Recently I was working on a Java application that was pegging my CPU. Since this application was multi-threaded, I started looking for simple ways to determine which part of the application was the culprit. Since JConsole and VisualVM come bundled with Java 6 SDK I started looking at what they had to offer.

First we'll look at JConsole. Out of the box, JConsole provides a Threads tab that allows you to view what threads are running and generate a stack trace for a thread. It's essentially thread dumps with a GUI. It's not so useful for determining which threads are most active.

After a little more digging and I found a JConsole plugin called topthreads which is an enhanced version of the JTop plugin that ships with the JDK. For an overview of running topthreads, go here. You'll need to download the jar mentioned toward the bottom of the article and then fire up JConsole with the plugin:
jconsole -pluginpath /path/to/topthreads.jar 

The top threads plugin gives a much better view of the threads that are consuming the most CPU time:

Once you find a suspicious thread, you can switch back to the Threads tab in JConsole and get a stack trace of the thread. To really see what the thread is doing you'll likely need to take multiple snapshots of the thread and see what progress, if any, the thread is making.

Topthreads may help you find a rogue thread in a multithread application but it is not much help if you have a single threaded application that is performing poorly. Or perhaps you have a multithread application where several similar threads are taking up a large amount of cpu.

In my own debugging, I found that it wasn't the threads I cared about so much as the methods. Ultimately, you want to know which methods are taking up the most processing time. Enter VisualVM.

VisualVM contains a pretty impressive profiling tool that's easy to use. To get started with profiling with VisualVM, go here.

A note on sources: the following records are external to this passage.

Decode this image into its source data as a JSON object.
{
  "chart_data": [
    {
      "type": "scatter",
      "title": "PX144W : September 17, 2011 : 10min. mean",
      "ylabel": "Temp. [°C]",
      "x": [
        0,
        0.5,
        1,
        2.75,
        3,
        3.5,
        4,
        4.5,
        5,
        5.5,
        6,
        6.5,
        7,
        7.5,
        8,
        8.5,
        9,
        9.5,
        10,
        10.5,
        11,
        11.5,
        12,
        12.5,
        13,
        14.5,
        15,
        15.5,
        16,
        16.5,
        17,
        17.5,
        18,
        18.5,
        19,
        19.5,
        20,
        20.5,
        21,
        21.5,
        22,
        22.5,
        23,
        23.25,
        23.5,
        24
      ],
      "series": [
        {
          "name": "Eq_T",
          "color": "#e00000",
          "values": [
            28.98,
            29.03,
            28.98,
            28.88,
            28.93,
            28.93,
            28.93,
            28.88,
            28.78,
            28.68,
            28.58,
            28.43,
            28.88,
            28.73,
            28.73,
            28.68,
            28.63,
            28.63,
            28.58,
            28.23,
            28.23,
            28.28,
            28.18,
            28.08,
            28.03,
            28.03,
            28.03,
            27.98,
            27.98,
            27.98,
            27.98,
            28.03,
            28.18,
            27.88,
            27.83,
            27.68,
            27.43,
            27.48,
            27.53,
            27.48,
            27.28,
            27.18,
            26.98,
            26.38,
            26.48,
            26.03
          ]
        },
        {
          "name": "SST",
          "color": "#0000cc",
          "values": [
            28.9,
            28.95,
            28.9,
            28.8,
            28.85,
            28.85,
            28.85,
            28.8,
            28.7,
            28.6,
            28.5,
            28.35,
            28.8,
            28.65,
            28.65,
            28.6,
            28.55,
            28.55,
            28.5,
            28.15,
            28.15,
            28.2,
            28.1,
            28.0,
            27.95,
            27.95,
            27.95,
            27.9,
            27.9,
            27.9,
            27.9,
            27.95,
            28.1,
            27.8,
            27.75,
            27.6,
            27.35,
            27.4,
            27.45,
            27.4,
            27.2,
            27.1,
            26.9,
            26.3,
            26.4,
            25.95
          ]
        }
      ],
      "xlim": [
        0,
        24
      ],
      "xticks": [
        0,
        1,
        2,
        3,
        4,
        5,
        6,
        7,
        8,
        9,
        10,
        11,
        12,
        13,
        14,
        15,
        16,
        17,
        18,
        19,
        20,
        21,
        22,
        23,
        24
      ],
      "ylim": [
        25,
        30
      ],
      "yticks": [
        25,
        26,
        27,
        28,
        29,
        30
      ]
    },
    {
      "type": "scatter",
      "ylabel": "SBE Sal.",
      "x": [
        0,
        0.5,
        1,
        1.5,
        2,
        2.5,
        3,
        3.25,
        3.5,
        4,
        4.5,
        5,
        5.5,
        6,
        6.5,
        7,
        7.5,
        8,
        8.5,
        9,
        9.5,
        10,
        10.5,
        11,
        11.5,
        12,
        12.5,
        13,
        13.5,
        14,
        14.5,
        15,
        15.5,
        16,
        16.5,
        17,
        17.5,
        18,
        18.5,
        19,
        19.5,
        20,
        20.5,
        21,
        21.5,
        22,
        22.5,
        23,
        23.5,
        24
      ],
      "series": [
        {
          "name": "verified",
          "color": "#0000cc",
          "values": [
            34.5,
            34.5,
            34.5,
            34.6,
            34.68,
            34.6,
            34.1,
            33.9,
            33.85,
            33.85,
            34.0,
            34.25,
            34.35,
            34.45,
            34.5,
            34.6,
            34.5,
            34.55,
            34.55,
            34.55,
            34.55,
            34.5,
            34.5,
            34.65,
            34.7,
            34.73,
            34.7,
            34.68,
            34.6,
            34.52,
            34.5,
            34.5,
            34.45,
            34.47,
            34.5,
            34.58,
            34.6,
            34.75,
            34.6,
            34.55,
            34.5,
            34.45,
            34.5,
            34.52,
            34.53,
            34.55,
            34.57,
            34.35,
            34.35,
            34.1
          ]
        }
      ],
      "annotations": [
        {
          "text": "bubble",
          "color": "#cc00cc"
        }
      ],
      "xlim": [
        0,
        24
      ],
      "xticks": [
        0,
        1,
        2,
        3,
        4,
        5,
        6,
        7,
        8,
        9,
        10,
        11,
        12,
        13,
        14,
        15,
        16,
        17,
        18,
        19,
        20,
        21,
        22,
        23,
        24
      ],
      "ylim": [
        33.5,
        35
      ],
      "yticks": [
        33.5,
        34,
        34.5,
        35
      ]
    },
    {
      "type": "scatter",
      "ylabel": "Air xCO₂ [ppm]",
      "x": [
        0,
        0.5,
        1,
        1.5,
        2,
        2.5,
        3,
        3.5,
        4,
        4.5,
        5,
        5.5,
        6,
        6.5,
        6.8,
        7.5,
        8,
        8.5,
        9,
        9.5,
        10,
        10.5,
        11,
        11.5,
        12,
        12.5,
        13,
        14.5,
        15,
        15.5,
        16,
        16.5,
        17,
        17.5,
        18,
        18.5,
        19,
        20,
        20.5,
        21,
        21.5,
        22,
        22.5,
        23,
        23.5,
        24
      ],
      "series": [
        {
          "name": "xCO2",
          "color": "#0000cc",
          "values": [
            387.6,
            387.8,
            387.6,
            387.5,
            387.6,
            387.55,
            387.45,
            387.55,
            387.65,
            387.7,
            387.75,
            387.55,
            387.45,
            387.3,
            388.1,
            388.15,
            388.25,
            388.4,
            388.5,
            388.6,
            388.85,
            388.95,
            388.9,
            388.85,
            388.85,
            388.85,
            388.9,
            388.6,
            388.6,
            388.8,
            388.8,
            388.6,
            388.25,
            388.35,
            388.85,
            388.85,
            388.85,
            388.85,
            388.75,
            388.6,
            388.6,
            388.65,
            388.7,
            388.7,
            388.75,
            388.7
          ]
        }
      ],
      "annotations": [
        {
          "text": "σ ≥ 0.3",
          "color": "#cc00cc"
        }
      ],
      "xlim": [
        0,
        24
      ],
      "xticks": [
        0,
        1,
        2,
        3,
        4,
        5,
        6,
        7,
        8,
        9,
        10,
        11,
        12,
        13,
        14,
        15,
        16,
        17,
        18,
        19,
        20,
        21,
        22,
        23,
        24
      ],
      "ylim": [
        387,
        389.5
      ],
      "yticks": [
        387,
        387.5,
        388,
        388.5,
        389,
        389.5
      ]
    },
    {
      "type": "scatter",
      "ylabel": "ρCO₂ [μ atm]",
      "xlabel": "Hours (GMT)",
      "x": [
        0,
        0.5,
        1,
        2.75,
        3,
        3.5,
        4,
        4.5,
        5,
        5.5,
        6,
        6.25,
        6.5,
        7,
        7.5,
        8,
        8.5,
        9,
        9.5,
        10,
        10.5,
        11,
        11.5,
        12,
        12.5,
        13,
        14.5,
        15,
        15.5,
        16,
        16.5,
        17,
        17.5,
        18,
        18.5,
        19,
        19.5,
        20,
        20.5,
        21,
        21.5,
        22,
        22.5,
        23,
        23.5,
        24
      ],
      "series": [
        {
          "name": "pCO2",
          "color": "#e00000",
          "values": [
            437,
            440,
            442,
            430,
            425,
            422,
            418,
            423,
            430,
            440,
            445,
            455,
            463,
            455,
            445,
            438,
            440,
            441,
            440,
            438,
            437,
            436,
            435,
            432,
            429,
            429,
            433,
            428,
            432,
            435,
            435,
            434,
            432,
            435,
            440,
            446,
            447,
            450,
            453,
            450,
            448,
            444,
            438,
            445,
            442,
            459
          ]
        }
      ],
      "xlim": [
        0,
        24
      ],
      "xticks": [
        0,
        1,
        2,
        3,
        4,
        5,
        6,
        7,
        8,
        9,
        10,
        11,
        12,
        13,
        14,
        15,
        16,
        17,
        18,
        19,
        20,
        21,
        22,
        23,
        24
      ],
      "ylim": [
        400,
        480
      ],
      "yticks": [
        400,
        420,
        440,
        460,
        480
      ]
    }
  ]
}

The profiler in VisualVM gives a nice view of top methods which can be sorted by time and invocations:

One downside to VisualVM's profiling is that it tanks the CPU when you first start profiling. The application your profiling will be limping for about 10 seconds while VisualVM digs in its profiling. It also adds a small bit of drag after profiling begins. By contrast, topthreads didn't add any noticable drag or hit on startup. Despite the performance penalty, I found VisualVM much better for profiling application performance.